Il semble également qu’aujourd’hui le débat entre les deux écoles a vieilli. D’abord ils furent d’accord sur l’essentiel à l’époque : ne pas faire d’anthropologie exotique. Ensuite Colette Pétonnet ne s’est jamais voulue une théoricienne de l’anthropologie. Elle a innové, en allant, dès les années soixante, en tant qu’anthropologue, sur des terrains – les cités de transit, les bidonvilles – où ses collègues masculins et féminins ne s’aventuraient pas encore. C’est Gutwirth qui, à la fois, cherchait les convergences avec l’autre école, celle d’Althabe et maintenait les divergences : le regard éloigné (celui de Lévi-Strauss) et l’objet découpé et circonscrit. On ne peut nier, que, du point de vue de l’observation et de la connaissance des terrains, le Laboratoire d’Anthropologie urbaine a apporté beaucoup, tant en ce qui concerne des démarches que du recueil de résultats. En revanche, le « regard éloigné » ne l’était pas tant que ça. C’est plutôt du côté de la micro-anthropologie que les choses ont changé. Non que l’observation dite « flottante » n’y soit pas inclue. Mais découper à l’avance son objet : une cité, un bidonville, un cimetière, serait difficile à accepter par un(e) anthropologue aujourd’hui. Il/elle l’inclurait dans son contexte sociologique et anthropologique : par exemple, classes, catégories sociales, divisions du social, etc. Qui plus est, la plupart reconnaissent qu’une implication, voire un certain engagement peuvent coexister avec une distance maîtrisée. L’auteure dit fort bien, à propos de son objet de recherche, les quartiers populaire : « D’une lecture focalisées (en l’occurrence) sur les déviances, je passe à une lecture des transformations ». Barbara Morovich choisit, faute de mieux et sans y adhérer, de mettre en discussion une anthropologie du développement. Qu’est-ce que le développement ? Est-ce le changement social ? Ou est-ce le développement après le sous-développement ? Il s’agit bien, comme le dit l’auteure citant Donzelot, de la rénovation urbaine conçue comme une transformation des structures spatiales des banlieues qui permet d’y instaurer une (assez utopique) mixité sociale. C’est le lieu de rappeler que les « précurseurs » de la sociologie et de l’anthropologie urbaine luttèrent tant et plus contre la construction des cités urbaines et des villes satellites qui tendaient à ghettoïser les populations.

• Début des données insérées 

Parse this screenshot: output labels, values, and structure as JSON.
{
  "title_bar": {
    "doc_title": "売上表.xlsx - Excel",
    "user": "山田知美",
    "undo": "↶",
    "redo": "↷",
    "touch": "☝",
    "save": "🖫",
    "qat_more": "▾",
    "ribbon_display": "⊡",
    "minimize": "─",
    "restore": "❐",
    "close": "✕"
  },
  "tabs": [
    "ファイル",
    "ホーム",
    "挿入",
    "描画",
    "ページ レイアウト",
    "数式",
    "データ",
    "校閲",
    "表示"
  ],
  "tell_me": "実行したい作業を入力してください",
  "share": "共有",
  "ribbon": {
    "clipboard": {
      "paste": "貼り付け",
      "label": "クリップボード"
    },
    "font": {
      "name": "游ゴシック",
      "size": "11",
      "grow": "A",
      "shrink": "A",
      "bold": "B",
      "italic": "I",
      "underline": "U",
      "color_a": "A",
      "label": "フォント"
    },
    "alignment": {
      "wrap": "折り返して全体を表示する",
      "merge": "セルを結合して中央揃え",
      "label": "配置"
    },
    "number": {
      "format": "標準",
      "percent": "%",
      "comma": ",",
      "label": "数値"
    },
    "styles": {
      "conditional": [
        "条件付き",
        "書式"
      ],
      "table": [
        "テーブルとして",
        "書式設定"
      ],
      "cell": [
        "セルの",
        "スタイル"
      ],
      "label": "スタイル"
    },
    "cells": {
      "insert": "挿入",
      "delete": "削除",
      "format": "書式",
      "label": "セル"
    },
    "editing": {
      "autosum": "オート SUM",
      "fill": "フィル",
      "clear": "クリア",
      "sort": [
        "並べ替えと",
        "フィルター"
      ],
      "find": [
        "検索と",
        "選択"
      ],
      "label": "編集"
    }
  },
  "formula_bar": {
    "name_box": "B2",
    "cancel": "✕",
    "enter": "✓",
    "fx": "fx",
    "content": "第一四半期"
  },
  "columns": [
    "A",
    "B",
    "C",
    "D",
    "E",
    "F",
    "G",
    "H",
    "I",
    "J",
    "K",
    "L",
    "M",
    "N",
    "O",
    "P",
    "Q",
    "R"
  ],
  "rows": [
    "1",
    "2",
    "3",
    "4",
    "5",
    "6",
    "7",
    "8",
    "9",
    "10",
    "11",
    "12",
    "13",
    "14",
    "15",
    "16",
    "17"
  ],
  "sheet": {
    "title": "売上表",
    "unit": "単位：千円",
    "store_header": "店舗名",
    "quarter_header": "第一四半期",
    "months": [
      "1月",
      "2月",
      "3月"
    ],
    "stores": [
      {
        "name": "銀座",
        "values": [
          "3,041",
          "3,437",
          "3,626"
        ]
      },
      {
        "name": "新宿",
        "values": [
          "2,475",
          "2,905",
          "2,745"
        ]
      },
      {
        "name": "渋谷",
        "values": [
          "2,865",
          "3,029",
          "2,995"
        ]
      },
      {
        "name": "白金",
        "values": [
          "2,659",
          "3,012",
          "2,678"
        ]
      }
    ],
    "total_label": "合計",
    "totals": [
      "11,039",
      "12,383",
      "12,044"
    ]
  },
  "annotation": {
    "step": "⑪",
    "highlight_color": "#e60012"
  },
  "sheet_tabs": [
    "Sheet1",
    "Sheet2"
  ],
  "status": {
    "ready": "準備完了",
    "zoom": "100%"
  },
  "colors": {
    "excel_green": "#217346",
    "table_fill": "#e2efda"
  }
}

Dans le chapitre 2, Barbara Morovich fait assister le lecteur à sa propre réflexivité dans sa propre subjectivité en ce qui concerne le choix, la conception progressive et la mise ne place difficile de sa recherche.

Elle a choisi ce quartier populaire de Strasbourg, Hautepierre, qui lui offre à la fois les possibilités d’estimer ce qui s’est produit dans ce quartier depuis sa création – point sur lequel elle reviendra dans le chapitre suivant – jusqu’à la décision de la municipalité, aidée de services publics, d’en entreprendre la rénovation. L’auteure ne cache pas que la naissance de sa recherche vient d’abord d’émotions, celles qu’elle éprouve devant la méfiance de l’autre, le sentiment d’exclusion de certains groupes, la peur. Les contradiction sont reprises par elle entre le conçu du projet urbain, son vécu, et également les oscillations des points de vue dont l’écart majeur est celui qui se manifeste entre le regard des habitants sur les espaces de leur cité et celui des « extérieurs » globalement négatif.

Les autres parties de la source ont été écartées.